They started out selling milk and bread out of a truck. Who would have thought the company that sprang up from that early-morning venture would net them 140 million shekels? But Aryeh Baum has no desire to retire. Instead, he’s creating more and more stores for budget-conscious shoppers to fill up their carts and get out in a hurry.
Aryeh Baum, joint owner of the Osher Ad chain and a trailblazer in Israel’s retail supermarket industry, asks to see the list of questions. He reads rapidly: “‘What’s my background?’ Not interesting. ‘How did I go from being an avreich in Ashdod to the owner of a huge supermarket chain?’ Not interesting. ‘What did I do before that?’ Not interesting.
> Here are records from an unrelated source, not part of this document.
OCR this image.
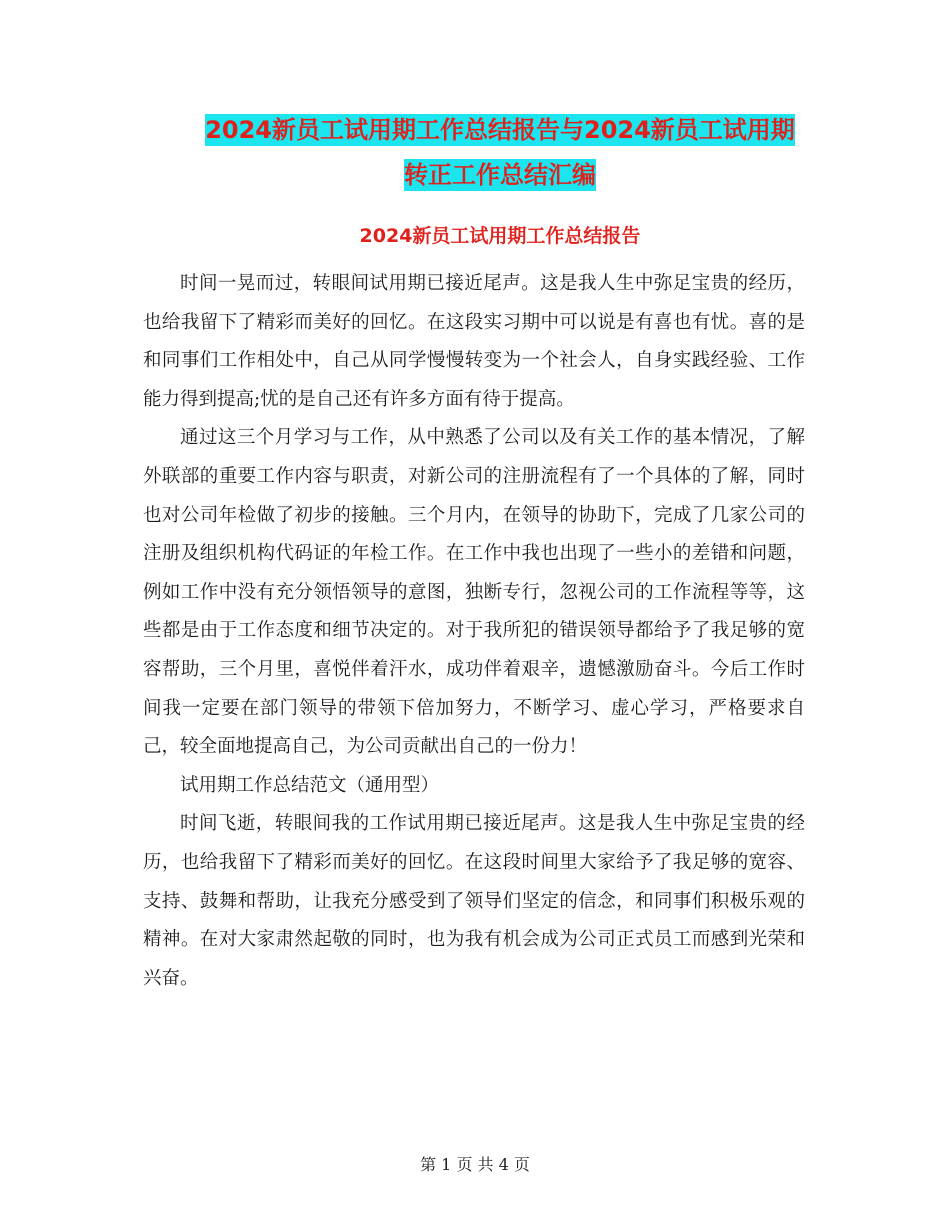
2024新员工试用期工作总结报告与2024新员工试用期
转正工作总结汇编
2024新员工试用期工作总结报告

时间一晃而过，转眼间试用期已接近尾声。这是我人生中弥足宝贵的经历，也给我留下了精彩而美好的回忆。在这段实习期中可以说是有喜也有忧。喜的是和同事们工作相处中，自己从同学慢慢转变为一个社会人，自身实践经验、工作能力得到提高;忧的是自己还有许多方面有待于提高。

通过这三个月学习与工作，从中熟悉了公司以及有关工作的基本情况，了解外联部的重要工作内容与职责，对新公司的注册流程有了一个具体的了解，同时也对公司年检做了初步的接触。三个月内，在领导的协助下，完成了几家公司的注册及组织机构代码证的年检工作。在工作中我也出现了一些小的差错和问题，例如工作中没有充分领悟领导的意图，独断专行，忽视公司的工作流程等等，这些都是由于工作态度和细节决定的。对于我所犯的错误领导都给予了我足够的宽容帮助，三个月里，喜悦伴着汗水，成功伴着艰辛，遗憾激励奋斗。今后工作时间我一定要在部门领导的带领下倍加努力，不断学习、虚心学习，严格要求自己，较全面地提高自己，为公司贡献出自己的一份力！

试用期工作总结范文（通用型）

时间飞逝，转眼间我的工作试用期已接近尾声。这是我人生中弥足宝贵的经历，也给我留下了精彩而美好的回忆。在这段时间里大家给予了我足够的宽容、支持、鼓舞和帮助，让我充分感受到了领导们坚定的信念，和同事们积极乐观的精神。在对大家肃然起敬的同时，也为我有机会成为公司正式员工而感到光荣和兴奋。

第 1 页 共 4 页
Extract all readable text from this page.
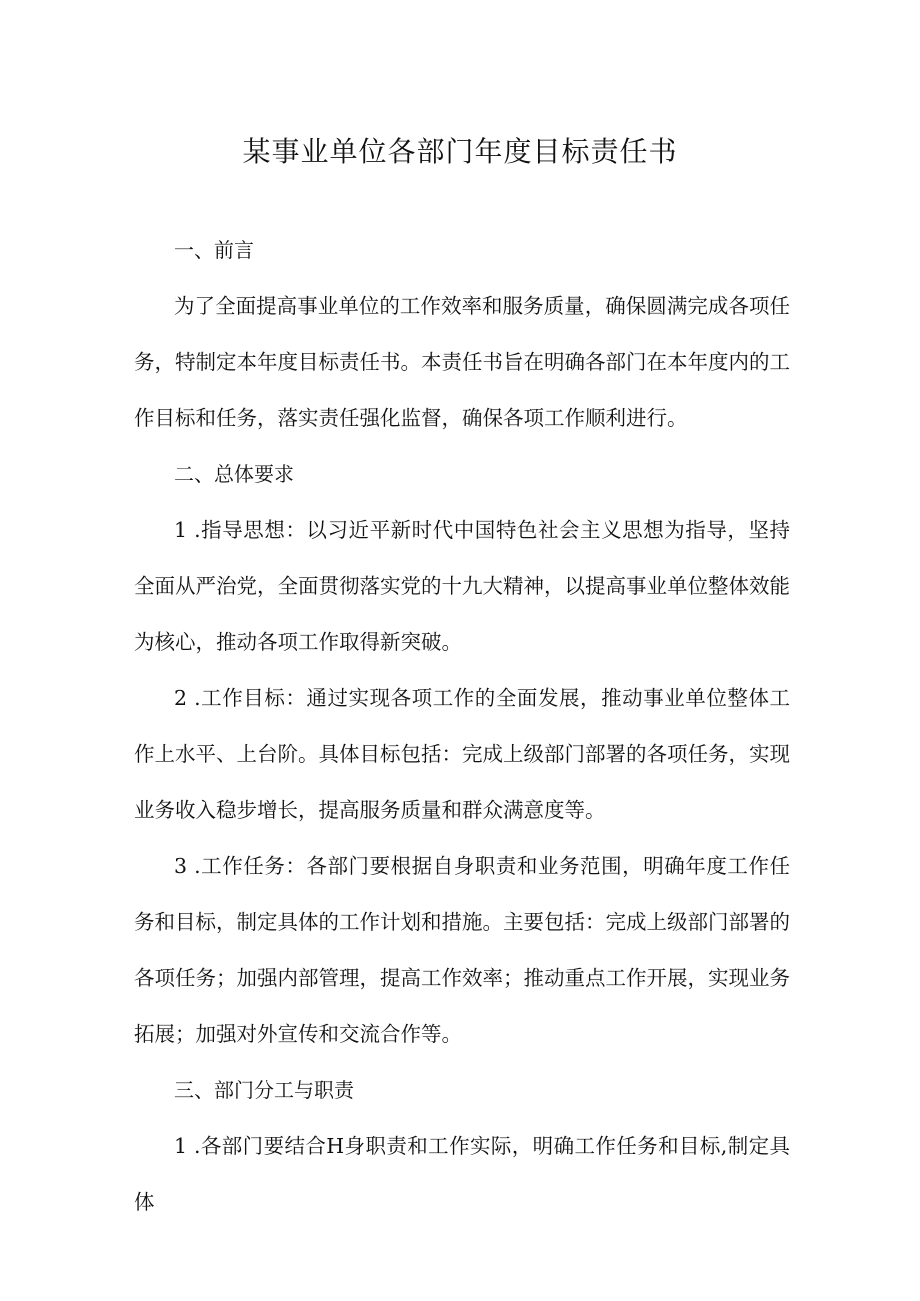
某事业单位各部门年度目标责任书

一、前言

为了全面提高事业单位的工作效率和服务质量，确保圆满完成各项任务，特制定本年度目标责任书。本责任书旨在明确各部门在本年度内的工作目标和任务，落实责任强化监督，确保各项工作顺利进行。

二、总体要求

1 .指导思想：以习近平新时代中国特色社会主义思想为指导，坚持全面从严治党，全面贯彻落实党的十九大精神，以提高事业单位整体效能为核心，推动各项工作取得新突破。

2 .工作目标：通过实现各项工作的全面发展，推动事业单位整体工作上水平、上台阶。具体目标包括：完成上级部门部署的各项任务，实现业务收入稳步增长，提高服务质量和群众满意度等。

3 .工作任务：各部门要根据自身职责和业务范围，明确年度工作任务和目标，制定具体的工作计划和措施。主要包括：完成上级部门部署的各项任务；加强内部管理，提高工作效率；推动重点工作开展，实现业务拓展；加强对外宣传和交流合作等。

三、部门分工与职责

1 .各部门要结合H身职责和工作实际，明确工作任务和目标,制定具体
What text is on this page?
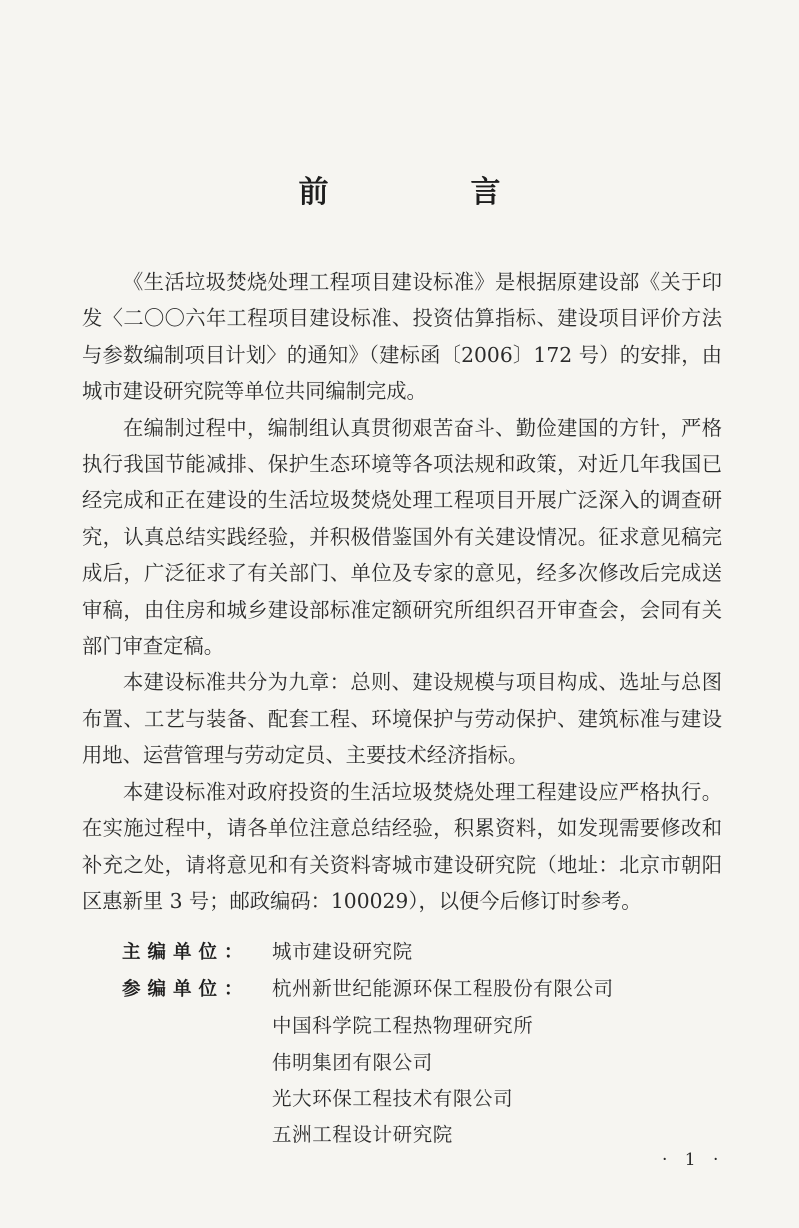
前　言

《生活垃圾焚烧处理工程项目建设标准》是根据原建设部《关于印发〈二〇〇六年工程项目建设标准、投资估算指标、建设项目评价方法与参数编制项目计划〉的通知》（建标函〔2006〕172 号）的安排，由城市建设研究院等单位共同编制完成。

在编制过程中，编制组认真贯彻艰苦奋斗、勤俭建国的方针，严格执行我国节能减排、保护生态环境等各项法规和政策，对近几年我国已经完成和正在建设的生活垃圾焚烧处理工程项目开展广泛深入的调查研究，认真总结实践经验，并积极借鉴国外有关建设情况。征求意见稿完成后，广泛征求了有关部门、单位及专家的意见，经多次修改后完成送审稿，由住房和城乡建设部标准定额研究所组织召开审查会，会同有关部门审查定稿。

本建设标准共分为九章：总则、建设规模与项目构成、选址与总图布置、工艺与装备、配套工程、环境保护与劳动保护、建筑标准与建设用地、运营管理与劳动定员、主要技术经济指标。

本建设标准对政府投资的生活垃圾焚烧处理工程建设应严格执行。在实施过程中，请各单位注意总结经验，积累资料，如发现需要修改和补充之处，请将意见和有关资料寄城市建设研究院（地址：北京市朝阳区惠新里 3 号；邮政编码：100029），以便今后修订时参考。

主编单位：	城市建设研究院
参编单位：	杭州新世纪能源环保工程股份有限公司
中国科学院工程热物理研究所
伟明集团有限公司
光大环保工程技术有限公司
五洲工程设计研究院
· 1 ·
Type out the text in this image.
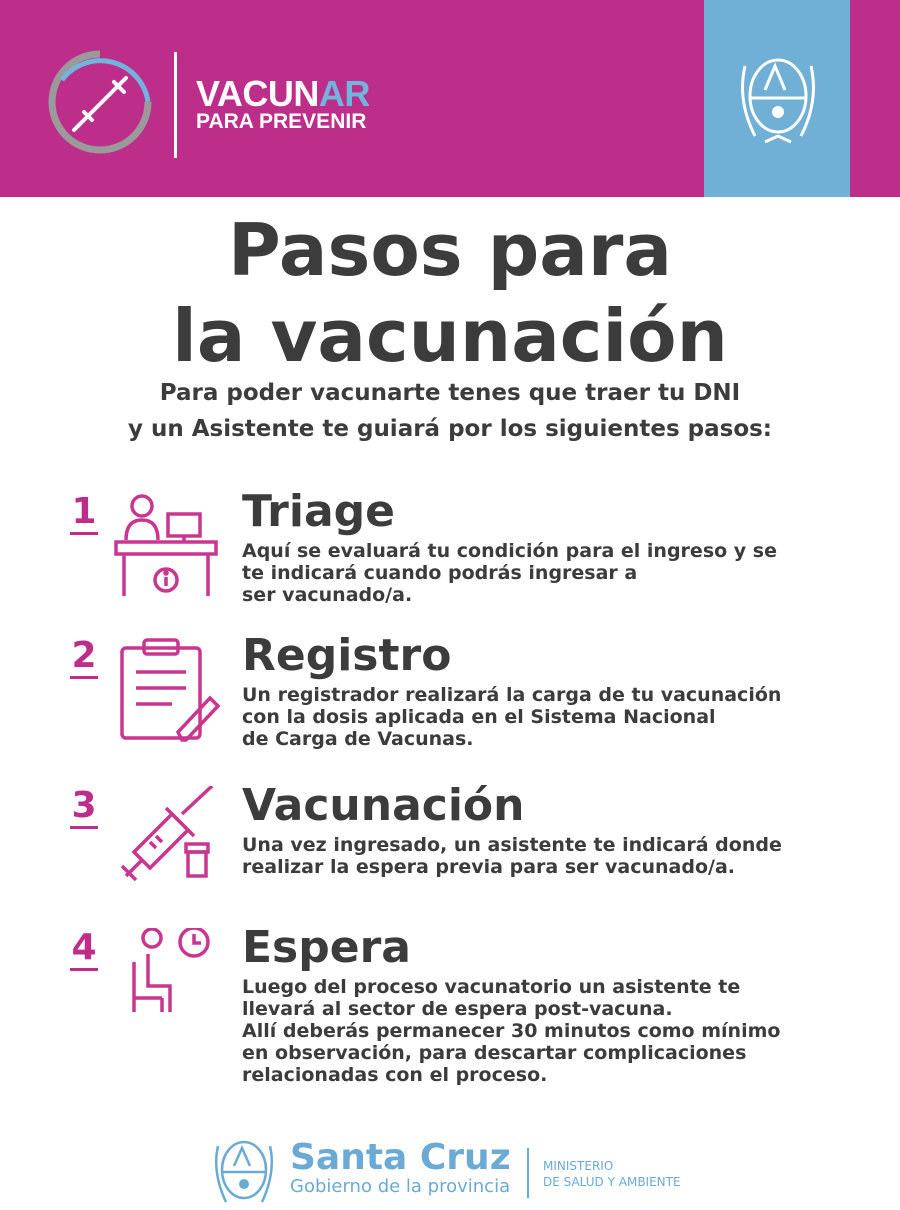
VACUNAR
PARA PREVENIR
Pasos para
la vacunación
Para poder vacunarte tenes que traer tu DNI
y un Asistente te guiará por los siguientes pasos:
1	Triage
Aquí se evaluará tu condición para el ingreso y se
te indicará cuando podrás ingresar a
ser vacunado/a.
2	Registro
Un registrador realizará la carga de tu vacunación
con la dosis aplicada en el Sistema Nacional
de Carga de Vacunas.
3	Vacunación
Una vez ingresado, un asistente te indicará donde
realizar la espera previa para ser vacunado/a.
4	Espera
Luego del proceso vacunatorio un asistente te
llevará al sector de espera post-vacuna.
Allí deberás permanecer 30 minutos como mínimo
en observación, para descartar complicaciones
relacionadas con el proceso.
Santa Cruz
Gobierno de la provincia
MINISTERIO
DE SALUD Y AMBIENTE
So tell me again, why did you want to interview me?”
Baum — enthusing, evading, explaining, smoking, drinking coffee, accelerating from zero to a hundred in a fraction of a second — is the visionary half of the two-man team that changed the way chareidim (and all other budget-conscious families) shop. He praises his partner, Avrum Moishe Margulis, as the one who focuses on the day-to-day details of the business. “He’s one of those men of action who knows how to turn the wildest dreams into reality. He’s a cannonball,” Baum effuses of his partner and long-time friend.
That’s the combination that got them started one day in 1995. Baum, then a 26-year-old Gerrer kollel yungerman living in Ashdod, turned to his beis medrash colleague, 25-year-old Avrum Moishe, with an idea: “What do you say we open up a little business, selling bread and milk early in the mornings — making life easier for our neighbors and making some cash on the side?”
Baum envisioned the truck; Margulis ordered it. The next morning, Margulis rose at five to accept the order of bread and milk and the sale began.